Before I start testing I think about ways the software I’m about to test might be used, misused (intentionally and unintentionally), how I might make it “trip over itself”. How might I make the software do something that is “embarrassing”. How might I make the software hang, crash, respond poorly or simply behave like a 3 year old throwing a tantrum? Then it’s all “down hill”, right? Not really because it’s just getting started. The fun really starts now.
Now I have my my hands on the software (or some part of it). I have my preliminary test ideas and I’ll also include checking that any representations we have made about functionality can be demonstrated. Which is an activity that helps me build out more test ideas as well as adjusting or eliminating some of those I started with. To move to a slight tangent, this is just one reason why I personally dislike test scripts and the mindset of “that test passed”? What about everything else is going on around that single test, what is getting missed in the race for the “green tick”? At the risk of overemphasising the point, observation and concentration are key. I want to spot the unusual and unexpected.

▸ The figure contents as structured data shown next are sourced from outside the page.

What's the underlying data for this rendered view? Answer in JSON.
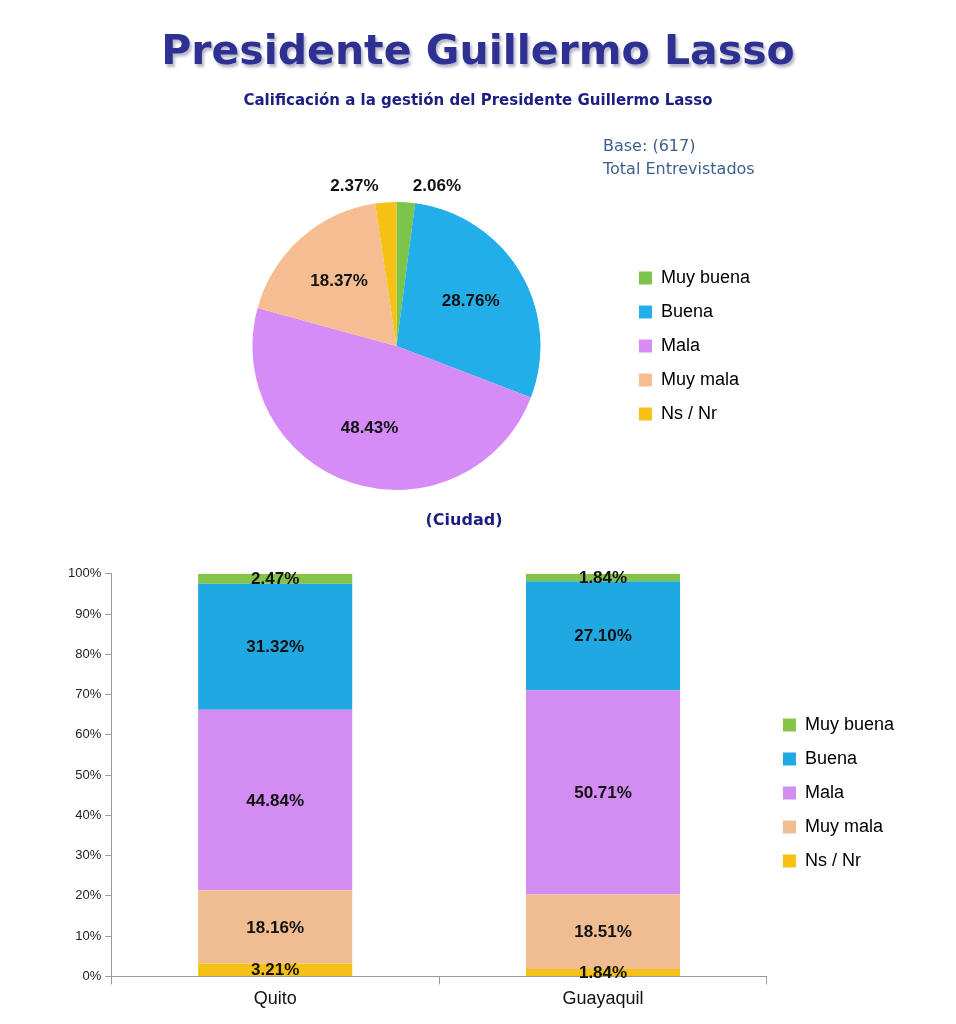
{
  "chart_data": [
    {
      "type": "pie",
      "title": "Presidente Guillermo Lasso",
      "subtitle": "Calificación a la gestión del Presidente Guillermo Lasso",
      "annotations": [
        "Base: (617)",
        "Total Entrevistados"
      ],
      "categories": [
        "Muy buena",
        "Buena",
        "Mala",
        "Muy mala",
        "Ns / Nr"
      ],
      "values": [
        2.06,
        28.76,
        48.43,
        18.37,
        2.37
      ],
      "colors": [
        "#7cc44a",
        "#22aee8",
        "#d68cf7",
        "#f6bd92",
        "#f6c115"
      ],
      "value_labels": [
        "2.06%",
        "28.76%",
        "48.43%",
        "18.37%",
        "2.37%"
      ],
      "legend": "right"
    },
    {
      "type": "bar",
      "title": "(Ciudad)",
      "categories": [
        "Quito",
        "Guayaquil"
      ],
      "stacked": true,
      "series": [
        {
          "name": "Ns / Nr",
          "color": "#f6c115",
          "values": [
            3.21,
            1.84
          ],
          "value_labels": [
            "3.21%",
            "1.84%"
          ]
        },
        {
          "name": "Muy mala",
          "color": "#f0bd93",
          "values": [
            18.16,
            18.51
          ],
          "value_labels": [
            "18.16%",
            "18.51%"
          ]
        },
        {
          "name": "Mala",
          "color": "#d28cf2",
          "values": [
            44.84,
            50.71
          ],
          "value_labels": [
            "44.84%",
            "50.71%"
          ]
        },
        {
          "name": "Buena",
          "color": "#20a8e2",
          "values": [
            31.32,
            27.1
          ],
          "value_labels": [
            "31.32%",
            "27.10%"
          ]
        },
        {
          "name": "Muy buena",
          "color": "#86c448",
          "values": [
            2.47,
            1.84
          ],
          "value_labels": [
            "2.47%",
            "1.84%"
          ]
        }
      ],
      "ylim": [
        0,
        100
      ],
      "yticks": [
        {
          "value": 0,
          "label": "0%"
        },
        {
          "value": 10,
          "label": "10%"
        },
        {
          "value": 20,
          "label": "20%"
        },
        {
          "value": 30,
          "label": "30%"
        },
        {
          "value": 40,
          "label": "40%"
        },
        {
          "value": 50,
          "label": "50%"
        },
        {
          "value": 60,
          "label": "60%"
        },
        {
          "value": 70,
          "label": "70%"
        },
        {
          "value": 80,
          "label": "80%"
        },
        {
          "value": 90,
          "label": "90%"
        },
        {
          "value": 100,
          "label": "100%"
        }
      ],
      "legend": "right"
    }
  ]
}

I have yet to write that “I find bugs”. When I test I expect to find bugs but that is because I think deeply about how I might effectively test the software. In what ways can I test and find vulnerabilities? I’m not actually thinking “let’s find bugs?”. This might seem like a subtle difference (or perhaps not). This approach is explained by John Kay in his book Obliquity. If I say I’m going to find bugs, and make that my sole focus, I’m taking a very direct approach. I prefer an oblique approach where I focus on doing things that give me the opportunity to discover and learn and put myself in the best possible position to find important bugs. It also helps me focus on developing a solid understanding of various risks (because I need to convey this to stakeholders). Bugs are not my focus but an outcome of the way I test. This is just one reason why I don’t count bugs. The count, to a large degree, is irrelevant. There are many other dimensions of bugs that interest me far more before my (or another testers) personal tally. There are many other dimensions by which I judge my performance than by the number of bugs found.

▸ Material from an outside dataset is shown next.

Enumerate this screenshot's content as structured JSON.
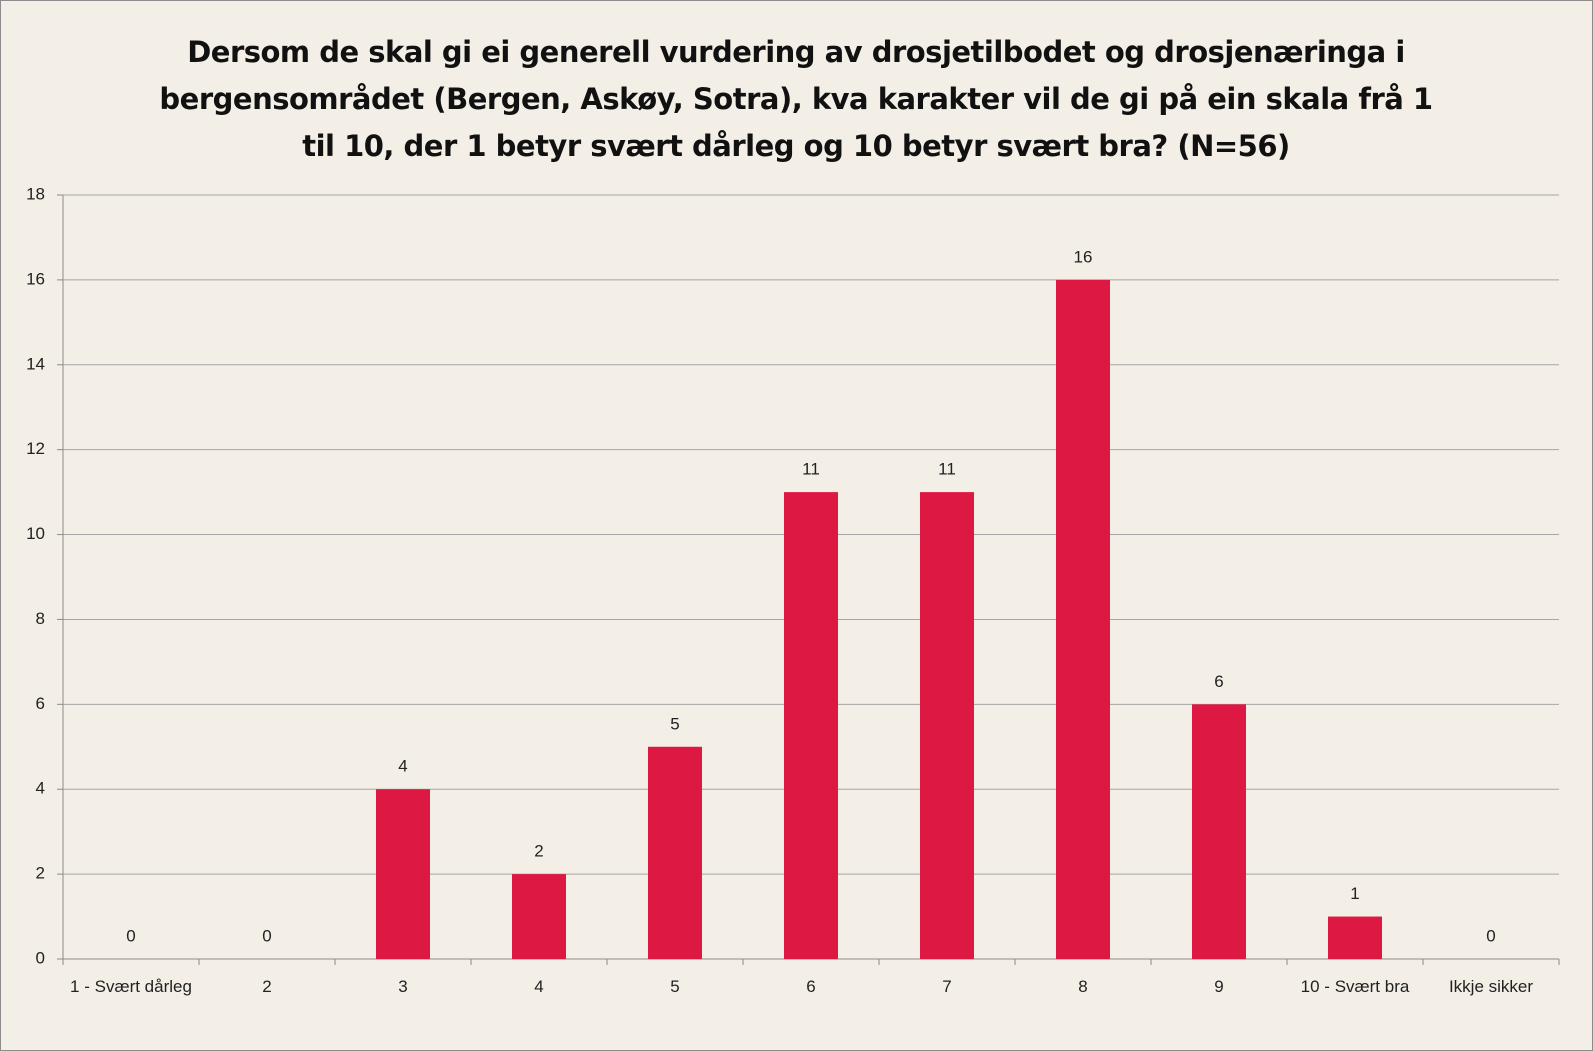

If people wish to express their value in terms of “bug count” that’s a personal decision. In my sphere of influence (whatever that might be – and assuming I have one) I feel it is important to broaden the conversation. When I talk about testing I want to amplify the skills required, the depth of thinking and analyses needed to do it well. The broad experiences and sheer hard work that feed into decision making, the people skills, the reporting skills, collaborating, influencing and helping people and products improve. That list is just a starting point, far from exhaustive. In that conversation I want people to appreciate that bugs are found because good testers make it inevitable they will be found rather than testers only find bugs. There’s a huge difference in value statement between the two.

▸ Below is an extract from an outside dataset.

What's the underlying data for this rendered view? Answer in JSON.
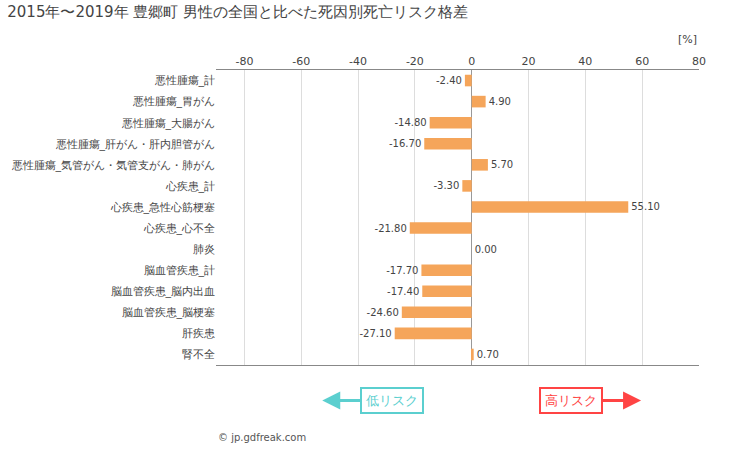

I would much rather have the conversation about why I find bugs that others might not find rather than bug numbers. I would like to be recognised for more than just finding bugs, because, frankly, I (and many other testers) bring way more than that to the table (if you’re reading this and don’t know any of those “other testers” get in touch with me and I’ll send you some names). I would like to move the focus of testing discussion to the nuances, challenges and difficulties of good testing and how testers can help with quality (and that testers don’t own quality or assure it). I really want to see more testers thinking about, and communicating with clarity, what it is that makes testing valuable. Elevating the status of testing by sending clear and accurate messages – well, it’s in our hands.